Backoff and Reconnection
When a connection fails, the worst thing a peer can do is immediately retry. If ten peers all lose their connections at the same moment (say, after a network partition heals), and all of them retry instantly, they will overwhelm the destination with simultaneous connection attempts. This creates a reconnection storm that can be worse than the original failure.
Exponential Backoff
Moonpool peers use exponential backoff on reconnection, following FoundationDB’s pattern (FlowTransport.actor.cpp:892-897). The ReconnectState tracks the current delay and doubles it after each failure, up to a configured maximum:
#![allow(unused)]
fn main() {
let next_delay = std::cmp::min(
state.reconnect_state.current_delay * 2,
config.max_reconnect_delay,
);
state.reconnect_state.current_delay = next_delay;
}
The default PeerConfig starts with a 100ms initial delay and caps at 30 seconds:
#![allow(unused)]
fn main() {
PeerConfig {
initial_reconnect_delay: Duration::from_millis(100),
max_reconnect_delay: Duration::from_secs(30),
max_queue_size: 1000,
connection_timeout: Duration::from_secs(5),
max_connection_failures: None, // Unlimited retries
monitor: Some(MonitorConfig::default()),
}
}
On a successful connection, the backoff resets to the initial delay. The failure counter resets to zero. The peer is ready for the next disruption with a clean slate.
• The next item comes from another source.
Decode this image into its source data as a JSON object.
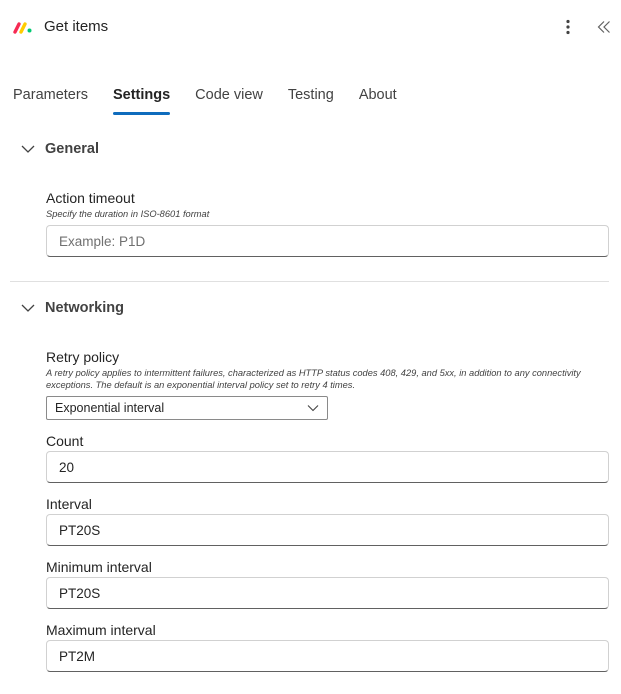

Why It Matters in Simulation
Without backoff, simulation tests that inject network failures produce degenerate behavior. The event queue fills with connection attempts that all fail, each failure spawns another immediate retry, and the simulation spends all its time processing reconnection events instead of making progress on actual workload logic.
With backoff, the chaos engine can sever connections freely. Peers back off, the event queue stays manageable, and when connections restore, peers reconnect in a staggered pattern that avoids thundering herd effects.
You can use assert_sometimes_each! to track backoff depth across simulation runs, ensuring you exercise multiple levels of the exponential curve:
#![allow(unused)]
fn main() {
// Example: track that different backoff depths are reached
assert_sometimes_each!(
"backoff_depth",
[("attempt", failure_count)]
);
}
Profile Presets
Different network environments need different backoff tuning. PeerConfig provides presets:
| Profile | Initial Delay | Max Delay | Queue Size | Timeout | Max Failures |
|---|---|---|---|---|---|
| Default | 100ms | 30s | 1000 | 5s | Unlimited |
| Local | 10ms | 1s | 100 | 500ms | 10 |
| WAN | 500ms | 60s | 5000 | 30s | Unlimited |
For simulation tests, the default profile works well. The chaos engine can buggify the actual delays through the TimeProvider, stretching or shortening them to explore timing-sensitive code paths.